Arguably the idea of giving guarantees applies to public free platforms like Twitter also, it would seem highly beneficial for Twitter to actually split service access into multiple tiers with clear rules:

  • Public use with low limits and no guarantees longer than a 6 month time frame.

  • Higher limits, stronger guarantees and a much longer time frame of guaranteed validity of terms for higher volume approved apps.

  • Perhaps these higher levels of services could even have a cost – and hence offer a revenue stream.
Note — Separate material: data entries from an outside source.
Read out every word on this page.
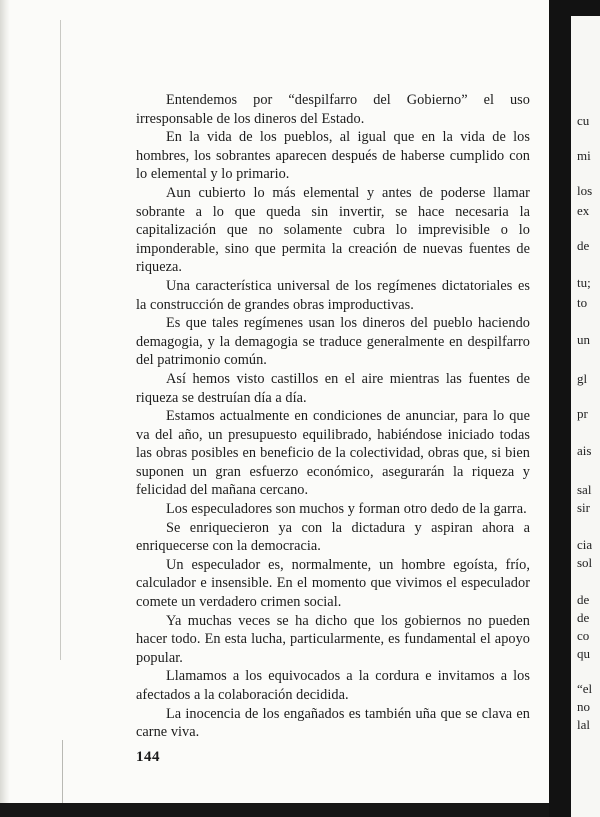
Entendemos por “despilfarro del Gobierno” el uso irresponsable de los dineros del Estado.

En la vida de los pueblos, al igual que en la vida de los hombres, los sobrantes aparecen después de haberse cumplido con lo elemental y lo primario.

Aun cubierto lo más elemental y antes de poderse llamar sobrante a lo que queda sin invertir, se hace necesaria la capitalización que no solamente cubra lo imprevisible o lo imponderable, sino que permita la creación de nuevas fuentes de riqueza.

Una característica universal de los regímenes dictatoriales es la construcción de grandes obras improductivas.

Es que tales regímenes usan los dineros del pueblo haciendo demagogia, y la demagogia se traduce generalmente en despilfarro del patrimonio común.

Así hemos visto castillos en el aire mientras las fuentes de riqueza se destruían día a día.

Estamos actualmente en condiciones de anunciar, para lo que va del año, un presupuesto equilibrado, habiéndose iniciado todas las obras posibles en beneficio de la colectividad, obras que, si bien suponen un gran esfuerzo económico, asegurarán la riqueza y felicidad del mañana cercano.

Los especuladores son muchos y forman otro dedo de la garra.

Se enriquecieron ya con la dictadura y aspiran ahora a enriquecerse con la democracia.

Un especulador es, normalmente, un hombre egoísta, frío, calculador e insensible. En el momento que vivimos el especulador comete un verdadero crimen social.

Ya muchas veces se ha dicho que los gobiernos no pueden hacer todo. En esta lucha, particularmente, es fundamental el apoyo popular.

Llamamos a los equivocados a la cordura e invitamos a los afectados a la colaboración decidida.

La inocencia de los engañados es también uña que se clava en carne viva.

144
cu
mi
los
ex
de
tu;
to
un
gl
pr
ais
sal
sir
cia
sol
de
de
co
qu
“el
no
lal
To an extent it seems Twitter is moving this way with its requirement that high volume apps register – this creates the ability to actually create a real business relationship. Rather than complain about this (which some people have) it is arguably a step in the same direction for more dialogue with the ecosystem. This stability will likely be critical for apps like Storify etc. al. – without these guarantees their founders will likely go elsewhere or not bother to build at all.

Dalton Caldwell’s much discussed App.net initiative is partly in direct reaction to the Twitter API changes – arguing that Twitter’s free monetisation model means it will never offer enough stability of service. However, it seems that these choices are in fact orthogonal – better guarantees offer more confidence in the platform, traded off against future flexibility – those choices simply need to be made and the rules of the game written clearly.

A proper service contract makes all the difference.